Max Thompson

Personal information
- Full name: Max Anthony Thompson
- Date of birth: 1 August 2004 (age 21)
- Place of birth: Newcastle upon Tyne, England
- Height: 6 ft 4 in (1.93 m)
- Position: Goalkeeper

Youth career
- 2015–2023: Newcastle United

Senior career*
- Years: Team / Apps / (Gls)
- 2023–2026: Newcastle United / 0 / (0)
- 2023–2024: → Northampton Town (loan) / 15 / (0)
- 2024–2025: → Chesterfield (loan) / 18 / (0)
- 2026: → Ayr United (loan) / 8 / (0)

International career^{‡}
- 2021–2022: England U18 / 2 / (0)

= Max Thompson (footballer, born 2004) =

English footballer (born 2004)

Max Anthony Thompson (born 1 August 2004) is an English professional footballer who plays as a goalkeeper.

==Career==
Thompson joined the Newcastle United academy at the age of 11. In August 2023, he signed on loan for Northampton Town. After 20 appearances, his loan deal ended in January 2024. In February 2024, Thompson signed a new contract with Newcastle United, running until the summer of 2025. On 29 August 2024, Thompson joined League Two club Chesterfield on a season-long loan deal.

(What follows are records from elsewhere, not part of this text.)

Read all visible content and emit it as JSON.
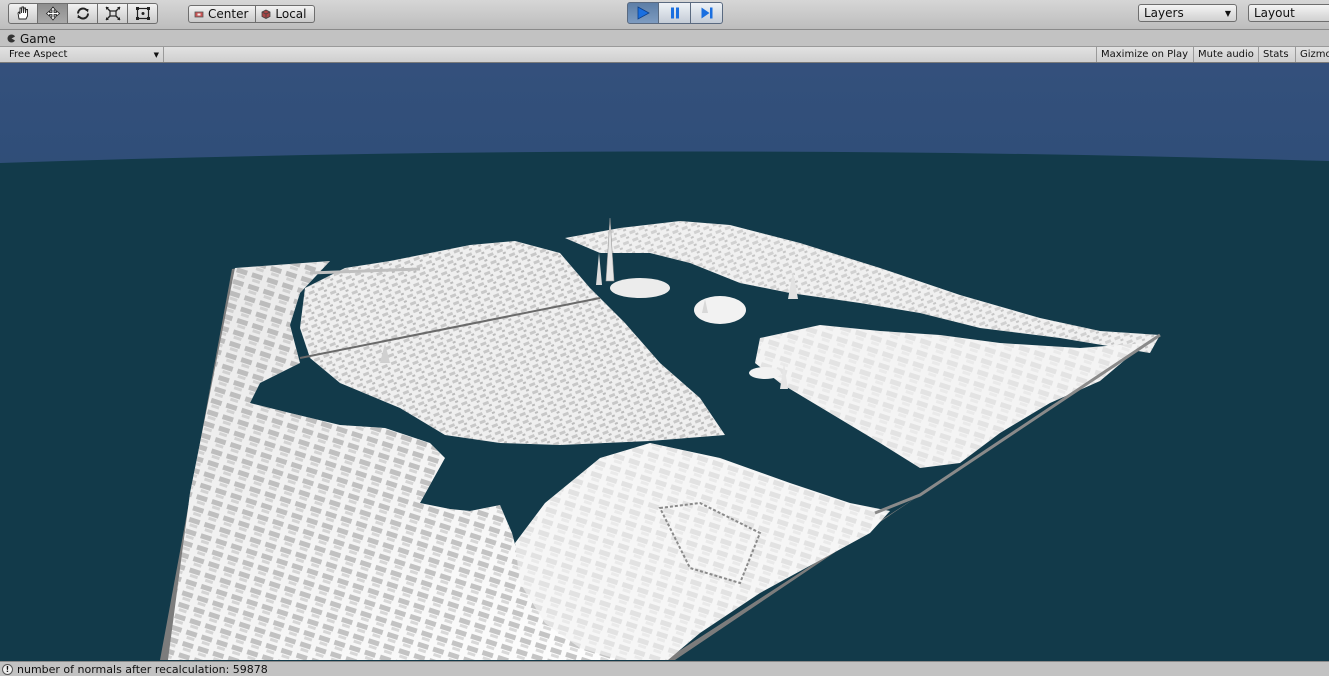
{
  "toolbar": {
    "tools": [
      "hand-tool",
      "move-tool",
      "rotate-tool",
      "scale-tool",
      "rect-tool"
    ],
    "active_tool": "move-tool",
    "pivot_mode_label": "Center",
    "pivot_rotation_label": "Local",
    "play_state": "playing",
    "layers_label": "Layers",
    "layout_label": "Layout"
  },
  "game_view": {
    "tab_label": "Game",
    "aspect_label": "Free Aspect",
    "maximize_label": "Maximize on Play",
    "mute_label": "Mute audio",
    "stats_label": "Stats",
    "gizmos_label": "Gizmos"
  },
  "scene": {
    "sky_color": "#34507c",
    "water_color": "#123a4a",
    "terrain_color": "#f2f2f2",
    "shadow_color": "#7c7c7c"
  },
  "status": {
    "message": "number of normals after recalculation: 59878"
  }
}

In January 2026 he moved on loan to Ayr United. On 2 June 2026, Newcastle announced it would be releasing the player once his contract ended.

==Career statistics==

Appearances and goals by club, season and competition
| Club | Season | League |  |  | FA Cup |  | EFL Cup |  | Other |  | Total |  |
| Division | Apps | Goals | Apps | Goals | Apps | Goals | Apps | Goals | Apps | Goals |
| Newcastle United | 2023–24 | Premier League | 0 | 0 | 0 | 0 | 0 | 0 | 0 | 0 | 0 | 0 |
| 2024–25 | Premier League | 0 | 0 | 0 | 0 | 0 | 0 | 0 | 0 | 0 | 0 |
| 2025–26 | Premier League | 0 | 0 | 0 | 0 | 0 | 0 | 0 | 0 | 0 | 0 |
| Career total |  | 0 | 0 | 0 | 0 | 0 | 0 | 0 | 0 | 0 | 0 |
| Northampton Town (loan) | 2023–24 | League One | 15 | 0 | 1 | 0 | 1 | 0 | 3 | 0 | 20 | 0 |
| Chesterfield (loan) | 2024–25 | League Two | 18 | 0 | 2 | 0 | 0 | 0 | 1 | 0 | 21 | 0 |
| Ayr United (loan) | 2025–26 | Scottish Championship | 8 | 0 | 0 | 0 | 0 | 0 | 2 | 0 | 10 | 0 |
| Career total |  |  | 41 | 0 | 3 | 0 | 1 | 0 | 6 | 0 | 51 | 0 |

==Personal life==
Thompson attended Ponteland High School growing up.